Henry considered it for a moment, but a look at Attallis made up his mind for him. The woman’s body language was utterly crushed. She could be faking it, but even if she was, what was she going to do? Injuring or killing him or the Ambassador would just guarantee her death the moment the door opened.
“We’ll be fine, PO,” he told the GroundDiv noncom. “Thank you.”
Attallis let herself be guided to the chair and uncuffed. She rubbed her wrists as the guards withdrew, looking around with the careful eyes of a caged animal that didn’t understand what was being said around her.
Henry took a moment to mentally recalibrate. It was easier to speak a different language if you were thinking in that language, and with the internal network, it was easier to force that switchover than it would have been without it.
Opening his eyes, he was thinking in Kem and addressed Attallis in the same language.
“My soldiers tell me your name is Attallis,” he said. “You were in command?”
He could see the moment she registered that he was speaking a language she understood. She still looked defeated but not quite as terrified.
“I was in command of my ship, Dancing Sister,” she answered. “I did not command the fleet. That was First Warlord Deearan. They commanded the fleet and chose our targets.”
“And you were Vesheron once?” Henry asked.
“We are Vesheron still!” she snapped proudly.
“We called on all Vesheron channels,” he pointed out. “We tried to communicate. You ignored us.”
Attallis was silent.
“We are also Vesheron. Why did you attack us?” Henry demanded.
She was silent for several more seconds, then bowed her head.
“Because First Warlord Deearan commanded it,” she admitted. “As they commanded other attacks. We are Vesheron still…but we are not what we were. We have attacked others. Transports. At first, Deearan claimed they were Kenmiri.
“After a while, they stopped pretending.”
“But you knew we could not be Kenmiri,” Henry pointed out. “Why did you attack us?”
“Because the First Warlord commanded it,” she repeated. “And because the last three Captains to defy their orders are dead, spaced without trial. Deearan said we could never go home. No one would ever help us go home.
“We had to make our way here.”
Henry concealed a grimace. This “First Warlord” wasn’t wrong there. The Drex had been conquered and enslaved by the Kenmiri a long time ago. Not only had Attalis never seen her homeworld free, but if she was this far out it was quite possibly she’d never see it at all.
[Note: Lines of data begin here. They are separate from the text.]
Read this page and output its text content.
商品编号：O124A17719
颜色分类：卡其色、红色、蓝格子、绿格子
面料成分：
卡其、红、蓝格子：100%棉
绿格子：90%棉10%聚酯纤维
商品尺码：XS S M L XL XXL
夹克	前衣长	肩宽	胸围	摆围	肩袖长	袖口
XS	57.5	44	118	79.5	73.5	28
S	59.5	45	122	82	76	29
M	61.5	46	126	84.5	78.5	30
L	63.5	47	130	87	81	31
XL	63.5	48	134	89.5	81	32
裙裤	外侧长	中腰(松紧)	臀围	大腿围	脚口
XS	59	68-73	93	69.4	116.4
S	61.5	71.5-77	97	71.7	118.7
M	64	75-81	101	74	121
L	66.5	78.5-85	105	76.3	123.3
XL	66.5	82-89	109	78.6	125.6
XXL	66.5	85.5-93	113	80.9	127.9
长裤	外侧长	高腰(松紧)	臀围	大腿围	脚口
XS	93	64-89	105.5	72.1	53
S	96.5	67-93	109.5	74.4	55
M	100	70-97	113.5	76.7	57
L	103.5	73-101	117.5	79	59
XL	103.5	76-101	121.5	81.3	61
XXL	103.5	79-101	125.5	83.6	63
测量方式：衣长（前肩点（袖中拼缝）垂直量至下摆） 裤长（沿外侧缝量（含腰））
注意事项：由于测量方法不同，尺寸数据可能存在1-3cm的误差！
Worse, the Osiris Province was one of the four the insectoids hadn’t given up, which meant that Attallis’s homeworld was still under Kenmiri control.
And with Kenmiri expansion halted, the El-Vesheron like the Terrans and the Londu weren’t going to wage war deep into the Empire to liberate the still-occupied worlds. It would be years—decades, probably—before any of the Vesheron managed to build fleets able to wage those campaigns alone.
The alliance hadn’t officially broken down yet, but the Drex among the Vesheron couldn’t bring together enough factions to liberate Osiris-Six.
“So, you turned to piracy.” Todorovich inserted herself into the conversation in Henry’s silence. “Theft. Murder. The traditions of our people say your crimes warrant death, Captain Attallis. Why should we spare any of you?”
Henry reminded himself never to get on the Ambassador’s bad side. The sharp and cold tone of her voice carried through the alien language perfectly. She wasn’t wrong, either. UPSF military law called for him to turn pirates over to local authorities if they were present, but in situations like this?
He was entirely within his authority to execute every survivor of Warlord Deearan’s crews. It wasn’t an option he’d be comfortable taking, but…he wasn’t sure it was worse than leaving two active pirate ships behind him.
“I am not a pirate!” Attallis snapped. A flush of darker purple crossed her face and she was suddenly straighter in her chair. “I am Vesheron, a warrior of the Drex, an escaped slave who carved the path I must to survive. I followed the commands of my Warlord. I am not a pirate.”
“Your actions define you, Captain Attallis, not your words,” Todorovich replied. “If we left you behind us, you would continue as you have. Innocents would die.”